The rollout parallelism triplet (`ROLLOUT_TP`, `ROLLOUT_DP`,
`data_parallel_size`) controls how many GPUs each vLLM-Omni replica spans:

```bash
actor_rollout_ref.rollout.tensor_model_parallel_size=$ROLLOUT_TP    # default: 1
actor_rollout_ref.rollout.data_parallel_size=1                       # default: 1
```

Replicas = `TOTAL_GPUS / (ROLLOUT_TP × data_parallel_size)`. The script
keeps `ROLLOUT_TP=1` and `data_parallel_size=1` so each GPU runs one
self-contained replica — the simplest and most robust layout for multi-node.
Increasing `ROLLOUT_TP` shards the rollout model across GPUs (useful when a
single GPU runs out of memory) but requires that `GPUS_PER_NODE` is divisible
by `ROLLOUT_TP × data_parallel_size`.

### 4. FSDP configuration

FSDP must shard within each node, not across the network:

```bash
# ── Single-node ─────────────────────
actor_rollout_ref.actor.fsdp_config.param_offload=True \
actor_rollout_ref.actor.fsdp_config.optimizer_offload=True \
actor_rollout_ref.actor.fsdp_config.model_dtype=bfloat16 \

# ── Multi-node ──────────────────────
actor_rollout_ref.actor.fsdp_config.fsdp_size=$GPUS_PER_NODE \
actor_rollout_ref.actor.fsdp_config.reshard_after_forward=False \
actor_rollout_ref.actor.fsdp_config.offload_policy=True \
actor_rollout_ref.actor.fsdp_config.param_offload=True \
actor_rollout_ref.actor.fsdp_config.optimizer_offload=True \
actor_rollout_ref.actor.fsdp_config.model_dtype=bfloat16 \
```

| Parameter | Value | Why |
|---|---|---|
| `fsdp_size` | `$GPUS_PER_NODE` | Limits FSDP's communication group to GPUs on the same physical node, avoiding cross-node all-gather latency |
| `reshard_after_forward` | `False` | Keeps full parameters in memory after the forward pass instead of re-gathering them from shards.

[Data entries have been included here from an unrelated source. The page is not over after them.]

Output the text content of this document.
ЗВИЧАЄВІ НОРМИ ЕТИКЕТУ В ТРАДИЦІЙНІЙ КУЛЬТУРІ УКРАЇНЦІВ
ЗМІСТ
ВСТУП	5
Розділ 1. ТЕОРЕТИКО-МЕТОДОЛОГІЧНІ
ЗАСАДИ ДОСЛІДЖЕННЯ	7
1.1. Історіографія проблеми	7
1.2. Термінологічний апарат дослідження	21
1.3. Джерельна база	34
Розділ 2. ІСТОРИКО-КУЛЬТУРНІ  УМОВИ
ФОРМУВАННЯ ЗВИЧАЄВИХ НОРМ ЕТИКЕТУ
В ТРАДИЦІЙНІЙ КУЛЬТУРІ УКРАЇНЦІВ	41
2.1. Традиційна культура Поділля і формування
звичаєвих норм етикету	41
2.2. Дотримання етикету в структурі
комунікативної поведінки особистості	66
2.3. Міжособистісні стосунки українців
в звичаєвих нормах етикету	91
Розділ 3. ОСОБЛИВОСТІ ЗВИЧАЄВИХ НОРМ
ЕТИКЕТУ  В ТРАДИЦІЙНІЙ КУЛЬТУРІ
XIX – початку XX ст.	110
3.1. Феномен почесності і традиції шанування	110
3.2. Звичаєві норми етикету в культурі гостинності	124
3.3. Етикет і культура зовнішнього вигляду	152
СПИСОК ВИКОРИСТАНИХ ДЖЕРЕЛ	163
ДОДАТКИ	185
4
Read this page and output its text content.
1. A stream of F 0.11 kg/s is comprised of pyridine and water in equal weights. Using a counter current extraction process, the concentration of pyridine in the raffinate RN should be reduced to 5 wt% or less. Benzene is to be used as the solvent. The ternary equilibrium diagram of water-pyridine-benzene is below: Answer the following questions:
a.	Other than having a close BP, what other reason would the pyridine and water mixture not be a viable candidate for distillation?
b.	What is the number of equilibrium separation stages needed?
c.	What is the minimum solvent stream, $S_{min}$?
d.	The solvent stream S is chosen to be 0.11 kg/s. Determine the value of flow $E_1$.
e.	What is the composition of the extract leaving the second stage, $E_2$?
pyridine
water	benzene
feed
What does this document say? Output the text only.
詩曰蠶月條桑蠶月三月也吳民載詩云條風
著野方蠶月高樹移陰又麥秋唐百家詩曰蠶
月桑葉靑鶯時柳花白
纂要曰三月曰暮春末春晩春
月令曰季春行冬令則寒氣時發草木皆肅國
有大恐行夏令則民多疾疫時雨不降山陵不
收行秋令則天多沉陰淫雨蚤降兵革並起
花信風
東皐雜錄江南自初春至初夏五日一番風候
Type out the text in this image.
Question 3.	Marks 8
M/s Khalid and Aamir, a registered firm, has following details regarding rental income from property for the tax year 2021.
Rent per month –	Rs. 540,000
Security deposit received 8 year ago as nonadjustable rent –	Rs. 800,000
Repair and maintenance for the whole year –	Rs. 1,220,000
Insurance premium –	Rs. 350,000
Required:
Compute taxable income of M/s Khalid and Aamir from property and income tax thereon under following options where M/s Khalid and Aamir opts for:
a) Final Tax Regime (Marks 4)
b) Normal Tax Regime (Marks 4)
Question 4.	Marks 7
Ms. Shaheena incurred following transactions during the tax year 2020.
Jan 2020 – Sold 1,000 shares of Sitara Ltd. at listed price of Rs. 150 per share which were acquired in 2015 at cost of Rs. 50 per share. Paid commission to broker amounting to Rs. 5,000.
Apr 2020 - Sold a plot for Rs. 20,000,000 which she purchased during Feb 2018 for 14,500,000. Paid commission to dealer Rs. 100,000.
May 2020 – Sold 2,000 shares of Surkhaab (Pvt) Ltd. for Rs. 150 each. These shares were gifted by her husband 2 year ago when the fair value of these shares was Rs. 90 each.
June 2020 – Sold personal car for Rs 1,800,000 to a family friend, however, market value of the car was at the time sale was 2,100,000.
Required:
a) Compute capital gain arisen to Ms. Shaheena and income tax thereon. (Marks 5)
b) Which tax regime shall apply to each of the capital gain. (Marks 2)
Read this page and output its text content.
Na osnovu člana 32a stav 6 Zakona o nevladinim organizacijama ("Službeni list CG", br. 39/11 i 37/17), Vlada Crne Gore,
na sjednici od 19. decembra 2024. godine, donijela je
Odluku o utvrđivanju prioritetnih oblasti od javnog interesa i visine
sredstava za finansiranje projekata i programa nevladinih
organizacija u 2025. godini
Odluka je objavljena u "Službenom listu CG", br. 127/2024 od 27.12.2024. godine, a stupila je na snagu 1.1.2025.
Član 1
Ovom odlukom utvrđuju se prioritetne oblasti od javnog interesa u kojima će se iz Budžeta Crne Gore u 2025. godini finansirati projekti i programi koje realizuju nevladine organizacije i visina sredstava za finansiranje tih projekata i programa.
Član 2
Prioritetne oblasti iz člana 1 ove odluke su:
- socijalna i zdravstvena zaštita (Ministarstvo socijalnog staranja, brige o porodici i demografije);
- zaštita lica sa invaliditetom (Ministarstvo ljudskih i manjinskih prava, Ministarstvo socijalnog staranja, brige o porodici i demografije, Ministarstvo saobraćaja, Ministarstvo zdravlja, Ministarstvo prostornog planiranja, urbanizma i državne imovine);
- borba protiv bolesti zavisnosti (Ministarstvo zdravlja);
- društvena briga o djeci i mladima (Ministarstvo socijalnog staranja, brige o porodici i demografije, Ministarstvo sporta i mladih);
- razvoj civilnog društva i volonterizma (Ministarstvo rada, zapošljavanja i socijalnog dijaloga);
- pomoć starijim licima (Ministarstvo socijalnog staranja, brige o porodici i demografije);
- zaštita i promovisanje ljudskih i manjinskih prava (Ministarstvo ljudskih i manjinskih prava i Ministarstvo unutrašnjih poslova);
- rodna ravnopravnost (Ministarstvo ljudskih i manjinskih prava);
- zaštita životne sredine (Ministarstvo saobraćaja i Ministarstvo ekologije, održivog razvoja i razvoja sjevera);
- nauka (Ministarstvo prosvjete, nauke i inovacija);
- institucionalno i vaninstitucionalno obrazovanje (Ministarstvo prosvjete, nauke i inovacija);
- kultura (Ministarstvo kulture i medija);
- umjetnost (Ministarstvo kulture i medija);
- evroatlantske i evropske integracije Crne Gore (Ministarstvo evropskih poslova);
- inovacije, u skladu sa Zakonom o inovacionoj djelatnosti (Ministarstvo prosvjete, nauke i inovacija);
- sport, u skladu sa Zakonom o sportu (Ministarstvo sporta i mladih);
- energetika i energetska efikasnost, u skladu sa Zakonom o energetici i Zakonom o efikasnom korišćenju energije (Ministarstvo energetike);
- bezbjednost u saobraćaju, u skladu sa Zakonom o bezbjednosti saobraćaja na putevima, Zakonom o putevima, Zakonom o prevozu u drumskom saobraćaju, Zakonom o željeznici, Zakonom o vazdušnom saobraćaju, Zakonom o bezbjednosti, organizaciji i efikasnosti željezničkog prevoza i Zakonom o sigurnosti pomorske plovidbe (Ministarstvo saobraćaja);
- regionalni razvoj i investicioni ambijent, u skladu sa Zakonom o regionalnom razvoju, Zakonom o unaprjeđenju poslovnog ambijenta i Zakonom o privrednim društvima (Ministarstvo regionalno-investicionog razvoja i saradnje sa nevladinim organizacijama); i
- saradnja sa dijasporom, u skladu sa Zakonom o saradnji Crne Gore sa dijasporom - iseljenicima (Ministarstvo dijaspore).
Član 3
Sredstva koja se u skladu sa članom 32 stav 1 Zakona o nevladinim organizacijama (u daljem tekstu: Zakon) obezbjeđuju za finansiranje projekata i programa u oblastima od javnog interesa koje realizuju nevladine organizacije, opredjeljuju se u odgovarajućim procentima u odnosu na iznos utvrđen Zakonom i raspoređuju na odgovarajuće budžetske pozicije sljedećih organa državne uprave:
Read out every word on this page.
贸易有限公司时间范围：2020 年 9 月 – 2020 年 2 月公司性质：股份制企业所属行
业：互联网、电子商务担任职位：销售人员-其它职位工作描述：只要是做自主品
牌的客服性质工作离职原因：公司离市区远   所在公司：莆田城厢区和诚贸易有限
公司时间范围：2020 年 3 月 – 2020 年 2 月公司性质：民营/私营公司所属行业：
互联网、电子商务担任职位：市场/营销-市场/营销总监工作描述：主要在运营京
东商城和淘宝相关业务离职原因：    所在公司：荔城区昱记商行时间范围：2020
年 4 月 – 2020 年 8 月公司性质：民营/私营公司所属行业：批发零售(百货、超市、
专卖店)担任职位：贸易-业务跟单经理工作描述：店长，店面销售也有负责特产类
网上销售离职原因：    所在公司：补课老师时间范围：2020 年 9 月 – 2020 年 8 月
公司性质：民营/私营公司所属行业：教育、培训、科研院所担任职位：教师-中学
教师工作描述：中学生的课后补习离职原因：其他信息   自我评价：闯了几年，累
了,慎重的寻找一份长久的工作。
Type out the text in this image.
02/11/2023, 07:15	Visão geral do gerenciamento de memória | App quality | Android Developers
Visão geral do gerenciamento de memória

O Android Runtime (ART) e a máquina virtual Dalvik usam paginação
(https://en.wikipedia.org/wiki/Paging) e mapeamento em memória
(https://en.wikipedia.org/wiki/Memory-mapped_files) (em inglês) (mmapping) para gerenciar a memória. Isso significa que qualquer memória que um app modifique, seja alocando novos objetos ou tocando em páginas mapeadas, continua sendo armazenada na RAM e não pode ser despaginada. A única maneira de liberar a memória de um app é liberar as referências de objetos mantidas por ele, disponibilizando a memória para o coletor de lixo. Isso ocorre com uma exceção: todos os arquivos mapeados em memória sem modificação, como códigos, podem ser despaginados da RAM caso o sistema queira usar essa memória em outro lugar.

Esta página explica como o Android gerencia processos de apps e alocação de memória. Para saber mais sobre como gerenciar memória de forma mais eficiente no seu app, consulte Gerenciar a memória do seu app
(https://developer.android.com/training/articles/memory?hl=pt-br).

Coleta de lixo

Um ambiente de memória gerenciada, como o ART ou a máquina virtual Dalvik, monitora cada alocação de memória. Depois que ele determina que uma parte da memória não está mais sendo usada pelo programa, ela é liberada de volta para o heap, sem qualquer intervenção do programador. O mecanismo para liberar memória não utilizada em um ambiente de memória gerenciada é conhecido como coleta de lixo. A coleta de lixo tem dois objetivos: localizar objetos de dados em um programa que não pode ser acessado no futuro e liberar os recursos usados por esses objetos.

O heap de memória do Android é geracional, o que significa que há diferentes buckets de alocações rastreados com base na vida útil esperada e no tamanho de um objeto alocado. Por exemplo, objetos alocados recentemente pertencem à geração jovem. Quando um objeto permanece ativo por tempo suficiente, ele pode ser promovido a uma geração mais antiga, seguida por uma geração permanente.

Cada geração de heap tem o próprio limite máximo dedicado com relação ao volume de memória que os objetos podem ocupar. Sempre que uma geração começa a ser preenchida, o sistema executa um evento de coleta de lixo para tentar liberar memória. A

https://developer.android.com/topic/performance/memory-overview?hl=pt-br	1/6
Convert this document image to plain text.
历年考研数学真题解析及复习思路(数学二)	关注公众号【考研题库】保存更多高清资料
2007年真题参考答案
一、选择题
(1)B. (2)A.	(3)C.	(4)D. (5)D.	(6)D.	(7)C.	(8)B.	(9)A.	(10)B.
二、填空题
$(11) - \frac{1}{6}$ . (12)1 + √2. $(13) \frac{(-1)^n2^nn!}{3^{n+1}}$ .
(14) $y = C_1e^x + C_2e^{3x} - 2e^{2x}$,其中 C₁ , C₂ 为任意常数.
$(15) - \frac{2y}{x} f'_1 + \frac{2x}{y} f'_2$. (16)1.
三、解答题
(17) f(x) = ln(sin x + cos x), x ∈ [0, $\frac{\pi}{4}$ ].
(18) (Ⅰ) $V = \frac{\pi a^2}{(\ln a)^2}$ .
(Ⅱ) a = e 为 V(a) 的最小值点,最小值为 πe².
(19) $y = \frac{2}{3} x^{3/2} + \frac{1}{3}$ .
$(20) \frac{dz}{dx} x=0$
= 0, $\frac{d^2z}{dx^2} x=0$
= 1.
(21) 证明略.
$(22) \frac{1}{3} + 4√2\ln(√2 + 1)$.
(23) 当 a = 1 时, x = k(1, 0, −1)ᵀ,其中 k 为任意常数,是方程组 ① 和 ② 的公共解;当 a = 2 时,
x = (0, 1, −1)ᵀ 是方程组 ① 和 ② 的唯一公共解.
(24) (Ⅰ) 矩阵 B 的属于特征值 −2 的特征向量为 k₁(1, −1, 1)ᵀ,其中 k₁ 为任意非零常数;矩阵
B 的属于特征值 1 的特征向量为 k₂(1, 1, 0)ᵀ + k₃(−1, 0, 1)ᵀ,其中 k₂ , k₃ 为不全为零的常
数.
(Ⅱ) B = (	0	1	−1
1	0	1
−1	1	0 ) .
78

Trades memory for speed — safe with `offload_policy=True` |
| `offload_policy` | `True` | Moves policy parameters to CPU when the actor is idle, freeing GPU memory for rollout and reward |

### 5. Attention backend

Multi-node runs benefit from FlashAttention 3's varlen hub backend, which
optimizes variable-length sequence batching across distributed GPUs:

```bash
# ── Multi-node only ─────────────────
actor_rollout_ref.model.attn_backend="_flash_3_varlen_hub"
```

This replaces the default attention implementation and is strongly recommended
for any multi-node diffusion training run.

### 6. Trainer topology

Tell the trainer how many nodes and GPUs-per-node it has:

```bash
# ── Single-node ─────────────────────
trainer.n_gpus_per_node=$NUM_GPUS_ACTOR_ROLLOUT_REWARD \
trainer.nnodes=1 \

# ── Multi-node ──────────────────────
trainer.n_gpus_per_node=$GPUS_PER_NODE \
trainer.nnodes=$NNODES \
```

### 7. Experiment name

Tag the run with the cluster topology for bookkeeping:

```bash
# ── Single-node ─────────────────────
trainer.experiment_name=qwen_image_ocr_lora \

# ── Multi-node ──────────────────────
trainer.experiment_name=qwen_image_ocr_lora_multinode_${NNODES}x${GPUS_PER_NODE} \
```

## Full reference script

```{literalinclude} ../../examples/flowgrpo_trainer/run_qwen_image_ocr_lora_multi_node.sh
:language: bash
:caption: examples/flowgrpo_trainer/run_qwen_image_ocr_lora_multi_node.sh
```

## How to run

### Environment variables

The script reads these variables at runtime:

| Variable | Default | Description |
|---|---|---|
| `NNODES` | `2` | Total number of nodes |
| `GPUS_PER_NODE` | `4` | GPUs on each node |
| `WORKSPACE` | `$HOME` | Shared directory for data and checkpoints |

All other parameters (model paths, learning rate, LoRA config, etc.) are
hardcoded in the script. Override them by appending key-value pairs to the
command line, just like the single-node script.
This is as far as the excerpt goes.